Though U.S. hotels and motels now come equipped with TV, swimming pools and cellophane-wrapped drinking glasses, one thing about them is still the same: in the top desk drawer of each room, there is almost sure to be a black-bound King James Bible. Last week the organization that puts most of the Bibles there, Gideons International, wound up its 63rd annual convention in Pittsburgh, happily celebrating a major milestone. Since the Gideons first began to “Bible” the nation in 1908, they have given away more than 50 million copies to hotels, hospitals, prisons, trains, ships and schools. They passed out over 3,000,000 last year.
The Gideons are the brainchildren of two traveling salesmen, John Nicholson and Samuel Eugene Hill, who as they shared a Boscobel, Wis., hotel room one night in 1898 discovered a common interest in spreading God’s word, later decided to organize a society of Christian salesmen. Membership now includes professional men as well as drummers, and the 20,000 Gideons come from 59 countries, distribute Bibles in 20 languages.

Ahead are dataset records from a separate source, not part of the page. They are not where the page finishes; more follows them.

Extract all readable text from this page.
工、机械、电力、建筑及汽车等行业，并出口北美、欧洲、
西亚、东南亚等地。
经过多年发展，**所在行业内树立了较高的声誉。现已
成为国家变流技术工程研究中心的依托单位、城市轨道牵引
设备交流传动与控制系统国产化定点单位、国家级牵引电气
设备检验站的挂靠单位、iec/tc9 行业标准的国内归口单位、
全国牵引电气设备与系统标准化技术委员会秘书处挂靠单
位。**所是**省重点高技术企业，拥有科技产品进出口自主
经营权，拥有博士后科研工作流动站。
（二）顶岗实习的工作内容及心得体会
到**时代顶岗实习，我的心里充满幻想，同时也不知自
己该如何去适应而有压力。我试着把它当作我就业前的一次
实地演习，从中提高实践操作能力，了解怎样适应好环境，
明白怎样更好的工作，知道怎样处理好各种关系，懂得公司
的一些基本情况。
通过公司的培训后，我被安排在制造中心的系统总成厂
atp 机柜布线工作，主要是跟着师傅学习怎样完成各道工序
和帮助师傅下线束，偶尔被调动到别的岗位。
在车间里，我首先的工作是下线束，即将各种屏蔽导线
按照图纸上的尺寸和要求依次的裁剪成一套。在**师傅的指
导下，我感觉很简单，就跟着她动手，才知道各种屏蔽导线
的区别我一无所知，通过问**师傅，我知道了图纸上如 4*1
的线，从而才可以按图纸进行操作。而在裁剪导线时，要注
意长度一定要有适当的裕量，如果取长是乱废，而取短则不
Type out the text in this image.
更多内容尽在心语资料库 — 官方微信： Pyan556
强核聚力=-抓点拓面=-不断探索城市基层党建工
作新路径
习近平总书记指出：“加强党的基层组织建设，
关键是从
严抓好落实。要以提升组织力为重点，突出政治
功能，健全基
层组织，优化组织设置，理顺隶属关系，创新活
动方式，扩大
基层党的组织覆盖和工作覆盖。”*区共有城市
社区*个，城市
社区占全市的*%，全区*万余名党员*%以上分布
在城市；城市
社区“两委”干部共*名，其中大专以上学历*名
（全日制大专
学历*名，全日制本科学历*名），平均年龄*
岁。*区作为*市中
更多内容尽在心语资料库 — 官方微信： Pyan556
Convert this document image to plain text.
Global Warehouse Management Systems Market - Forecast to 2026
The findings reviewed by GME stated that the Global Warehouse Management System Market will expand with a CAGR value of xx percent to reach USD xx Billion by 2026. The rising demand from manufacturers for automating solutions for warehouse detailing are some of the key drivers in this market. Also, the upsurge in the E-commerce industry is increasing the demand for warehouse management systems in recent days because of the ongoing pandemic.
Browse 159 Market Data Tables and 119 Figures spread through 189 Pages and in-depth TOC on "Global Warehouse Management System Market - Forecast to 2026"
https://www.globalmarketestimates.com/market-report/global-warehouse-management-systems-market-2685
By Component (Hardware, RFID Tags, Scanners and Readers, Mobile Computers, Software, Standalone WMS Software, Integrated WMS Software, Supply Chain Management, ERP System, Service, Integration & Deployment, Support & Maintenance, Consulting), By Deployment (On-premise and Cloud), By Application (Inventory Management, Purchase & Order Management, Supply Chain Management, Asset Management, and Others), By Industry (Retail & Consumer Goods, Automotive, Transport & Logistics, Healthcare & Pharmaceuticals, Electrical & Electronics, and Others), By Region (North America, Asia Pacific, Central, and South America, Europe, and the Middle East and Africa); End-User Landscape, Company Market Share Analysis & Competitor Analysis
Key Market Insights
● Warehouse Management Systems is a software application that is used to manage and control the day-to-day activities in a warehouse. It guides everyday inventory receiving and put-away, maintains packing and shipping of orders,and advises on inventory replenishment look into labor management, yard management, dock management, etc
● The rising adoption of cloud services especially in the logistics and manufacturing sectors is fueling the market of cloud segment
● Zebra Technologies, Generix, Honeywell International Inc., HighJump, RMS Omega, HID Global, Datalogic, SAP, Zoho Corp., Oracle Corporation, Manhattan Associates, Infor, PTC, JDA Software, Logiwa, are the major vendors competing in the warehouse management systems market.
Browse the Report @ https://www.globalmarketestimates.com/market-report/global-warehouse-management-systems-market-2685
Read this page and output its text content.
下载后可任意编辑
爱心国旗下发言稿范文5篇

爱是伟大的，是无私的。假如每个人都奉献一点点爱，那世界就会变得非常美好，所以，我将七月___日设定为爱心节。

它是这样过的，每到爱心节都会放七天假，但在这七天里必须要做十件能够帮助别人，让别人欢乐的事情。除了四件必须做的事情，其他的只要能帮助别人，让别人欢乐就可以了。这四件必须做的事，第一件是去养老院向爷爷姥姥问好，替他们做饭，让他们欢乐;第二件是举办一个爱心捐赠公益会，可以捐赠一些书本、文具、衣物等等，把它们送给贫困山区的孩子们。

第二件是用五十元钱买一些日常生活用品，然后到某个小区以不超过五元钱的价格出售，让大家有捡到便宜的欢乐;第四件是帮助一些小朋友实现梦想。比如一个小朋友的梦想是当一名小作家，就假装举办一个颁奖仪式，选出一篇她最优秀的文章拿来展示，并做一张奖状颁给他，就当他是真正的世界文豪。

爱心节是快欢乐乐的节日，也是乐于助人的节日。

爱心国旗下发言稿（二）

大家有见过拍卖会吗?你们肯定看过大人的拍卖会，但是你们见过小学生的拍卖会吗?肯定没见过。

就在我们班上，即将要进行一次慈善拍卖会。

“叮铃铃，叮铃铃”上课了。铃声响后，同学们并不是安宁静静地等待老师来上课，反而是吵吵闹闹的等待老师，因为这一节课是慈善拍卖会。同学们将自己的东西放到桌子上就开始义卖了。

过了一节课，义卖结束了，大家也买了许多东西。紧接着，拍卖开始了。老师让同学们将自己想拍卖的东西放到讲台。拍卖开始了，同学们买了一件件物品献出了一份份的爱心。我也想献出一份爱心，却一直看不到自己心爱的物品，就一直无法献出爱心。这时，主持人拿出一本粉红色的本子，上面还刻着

The Gideons do some preaching for their cause in Protestant churches, but giving away the Bible remains their principal means of evangelism. “It costs a dollar to place a Bible in a hotel room,” says new President Jacob Stam, 62, a Paterson, N.J., lawyer. “An average of 200 people occupy a hotel room in a year. A Bible lasts an average of seven years. That means a Bible is exposed to 1,400 people during its lifetime. I’d say that’s a good investment.”